Vanguard's founder Jack Bogle once said: "common sense tells us that performance comes and goes, but costs go on forever."

Lower costs can translate into better performance for investors over time as the higher the fees, the more impact they'll have on investment returns.

So although every investment bears a fee or cost, there are ways to manage them. Below are five things you should know about fees before you invest in ETFs.

1. ETFs generally have lower costs than investing in individual shares

A key reason why ETFs have gained such popularity among individual investors is because they are low-cost and offer access generally to a diversified portfolio that would otherwise be prohibitively expensive to build on your own (although your broker would love you).

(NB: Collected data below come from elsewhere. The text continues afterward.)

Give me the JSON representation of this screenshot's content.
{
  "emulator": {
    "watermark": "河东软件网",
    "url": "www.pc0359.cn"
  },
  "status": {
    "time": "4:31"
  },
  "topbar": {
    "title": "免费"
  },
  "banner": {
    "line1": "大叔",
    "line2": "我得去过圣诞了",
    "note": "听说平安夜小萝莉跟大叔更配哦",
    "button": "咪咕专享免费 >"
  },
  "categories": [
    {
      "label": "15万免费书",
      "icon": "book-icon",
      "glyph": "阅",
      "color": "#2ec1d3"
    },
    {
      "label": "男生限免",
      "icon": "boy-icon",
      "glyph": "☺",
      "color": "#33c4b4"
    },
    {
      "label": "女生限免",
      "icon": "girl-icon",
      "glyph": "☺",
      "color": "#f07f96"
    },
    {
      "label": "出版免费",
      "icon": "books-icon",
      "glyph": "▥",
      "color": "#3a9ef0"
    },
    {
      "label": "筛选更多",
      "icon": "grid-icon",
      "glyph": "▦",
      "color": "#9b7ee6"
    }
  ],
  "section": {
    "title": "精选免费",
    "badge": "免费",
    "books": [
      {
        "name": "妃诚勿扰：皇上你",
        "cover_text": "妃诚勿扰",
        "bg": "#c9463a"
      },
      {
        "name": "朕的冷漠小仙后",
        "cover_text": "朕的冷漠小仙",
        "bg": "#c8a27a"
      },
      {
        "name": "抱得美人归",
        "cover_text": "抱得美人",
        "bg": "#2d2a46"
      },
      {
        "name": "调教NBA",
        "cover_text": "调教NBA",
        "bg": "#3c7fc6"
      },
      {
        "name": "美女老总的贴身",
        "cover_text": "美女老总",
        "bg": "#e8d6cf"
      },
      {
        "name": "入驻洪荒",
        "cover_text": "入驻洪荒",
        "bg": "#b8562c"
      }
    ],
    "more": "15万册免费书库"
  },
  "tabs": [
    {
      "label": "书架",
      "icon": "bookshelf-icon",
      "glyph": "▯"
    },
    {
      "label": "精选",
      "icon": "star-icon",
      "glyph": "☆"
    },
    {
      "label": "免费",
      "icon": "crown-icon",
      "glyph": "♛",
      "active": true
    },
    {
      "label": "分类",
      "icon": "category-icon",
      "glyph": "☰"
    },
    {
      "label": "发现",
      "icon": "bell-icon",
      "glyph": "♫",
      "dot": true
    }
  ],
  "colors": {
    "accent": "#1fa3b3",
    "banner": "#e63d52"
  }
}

Instead of individually purchasing shares, ETFs offer investors a simple way to buy a diversified portfolio covering all the major asset classes (such as shares or corporate and government bonds) through investing in just one ETF. This means only paying one set of brokerage and admin fees, rather than the multiple fees associated with buying multiple individual shares.

2. The NAV is a good indication of the ETF price

NAV stands for Net Asset Value and is the underlying total value of net assets divided by the number of securities on issue. This essentially translates into the value per share. It is a good indicator of how much the ETF is worth and approximately how much you should pay for it.

The closer the ETF is trading to its NAV, the more fairly priced it is.

3. Different ETFs entail different fees

All ETFs come with a set of costs but these costs can vary significantly.

To begin with, all ETFs have management fees that cover the ongoing operating expenses of the issuer (such as admin and recordkeeping costs). These fees are commonly known as the management expense ratio (MER) and are expressed as a percentage of your investments. They are calculated daily and automatically deducted from your returns.

The MER varies between ETFs depending on many factors including the size of the ETF, what index the ETF is tracking (international ETFs may have higher operational expenses) and what the investment strategy is.

MERs are stated in the ETF's product disclosure statement (PDS) and well worth considering before you invest.

Other costs associated with buying or selling ETFs include brokerage fees, which can greatly vary between trading platforms. Sometimes you can avoid paying brokerage fees if there are options to purchase directly from the provider.

While brokerage fees may seem like just a once-off, it's worth factoring in these costs to your investment strategy especially if you plan to invest regular amounts over time.

4. Don't forget tax and capital gains implications

ETFs are generally more tax efficient and realise fewer capital gains than other types of investments (such as actively managed funds) because of their low portfolio turnover. This is because an ETF's basket of shares only changes when the index changes.

Tax implications however do still exist if you make any capital gains when selling your ETFs or if you receive (and not reinvest) any dividends. Both events provide taxable income and taxed at your marginal tax rate. It's worth noting that if you hold ETFs for more than 12 months, you're only taxed on half of any future capital gains (which is one benefit of a buy and hold strategy).

There may also be different tax considerations if your ETF is domiciled overseas. For example, income generated from ETFs domiciled in the US is considered foreign income.

If you're unsure about what tax implications apply to your individual situation, it may be worth consulting a licensed financial adviser or tax accountant just to be sure.

5. Even a small change in fees can make a big difference to returns

In the same way compounding can exponentially increase your investments over time, it can also exponentially increase your costs. This means that the money you "lose out" on to fees will rise over time if unchecked.

Approximately speaking, a 1 per cent difference in total annual fees and costs (e.g. if your fees were 2 per cent rather than 1 per cent) could reduce your final return by up to 20 per cent over a 30-year period.

Always consider fees and read the ETF's product disclosure statement before investing as costs play a big part in determining your long-term investment performance.